The NCSC has published practical lessons from penetration testers on how critical national infrastructure operators can make compromise harder.

NCSC sets out CNI security lessons
Summary
  • The NCSC asked industry penetration testers what organisations can do to make compromise harder.
  • The advice emphasises secure by design systems, segmentation, logging, monitoring, and realistic response planning.
  • The guidance reinforces that CNI resilience depends on engineering, governance, and recovery discipline.

The National Cyber Security Centre has published guidance for critical national infrastructure operators based on what industry penetration testers told it about making systems harder to compromise.

The NCSC blog, Building more resilient CNI, is aimed at organisations that operate or support industrial, operational technology, and other high-consequence environments. It asks what organisations can do to make an authorised tester’s work harder before a hostile actor reaches the same systems.

Secure by design sits at the centre of the advice. The NCSC says penetration testers told it that remediation is far easier when security has been treated as a core design requirement from the outset. Systems bolted together without early security architecture are harder to segment, monitor, patch, and recover when weaknesses are found.

That problem is acute in CNI environments, where systems can have long lifecycles, mixed ownership, legacy protocols, safety dependencies, and strict availability requirements. In those settings, a vulnerability is not simply a technical finding. Remediation can involve engineering review, outage planning, supplier involvement, safety assessment, and change control.

The NCSC’s emphasis on penetration testing reflects a realistic view of resilience. A test does not prove that an organisation is secure. It shows how a capable adversary or authorised tester can move through the environment using weaknesses available at the time. Its value depends on whether the organisation can turn findings into architectural, operational, and governance improvements.

Operators of energy, water, transport, telecoms, healthcare, and other essential services need more than a patch list. Segmentation between IT and OT environments has to be meaningful, monitored, and tested. Logging must capture the events that would show lateral movement or abuse of privileged access. Incident response plans need to match the realities of industrial systems, where isolation, shutdown, and restoration decisions may have physical or public-service consequences.

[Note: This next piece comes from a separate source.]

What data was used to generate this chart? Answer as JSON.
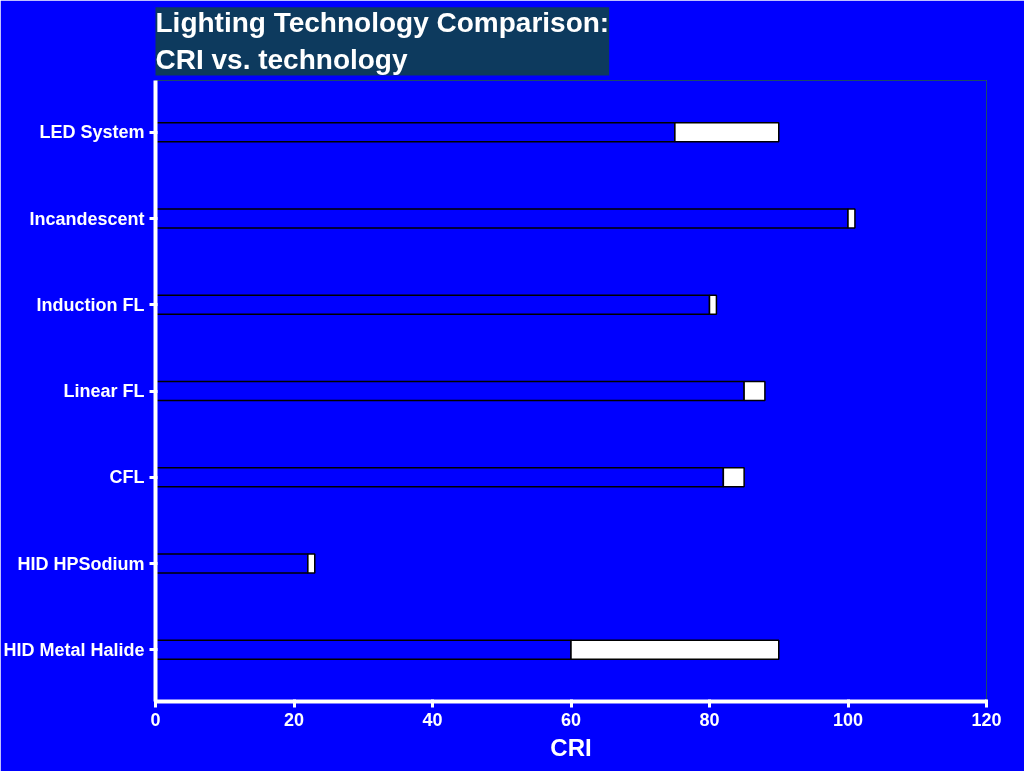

UK cyber resilience policy increasingly expects demonstrable controls, business-service continuity, and evidence that operators understand the dependencies supporting critical outcomes. Penetration testing can provide part of that evidence when its scope includes the systems, suppliers, and access routes that would shape a real compromise.

Testing often exposes issues that remain hidden in documentation: shared local administrator credentials, weak remote access, flat networks, unmonitored engineering workstations, unmanaged third-party access, default configurations, and assumptions about separation that do not hold under pressure. In CNI, those weaknesses shape how quickly an attacker can move from initial access to operational disruption.

The supplier dimension is central. Many operators depend on vendors, integrators, maintenance providers, and managed service partners that hold privileged access to sensitive environments. Testing that excludes those relationships can miss the routes an attacker would actually use.

The NCSC guidance places resilience in engineering choices and tested assumptions. CNI operators that wait until late-stage assurance to find basic design flaws will face more expensive remediation and greater operational risk when those flaws are discovered under incident conditions.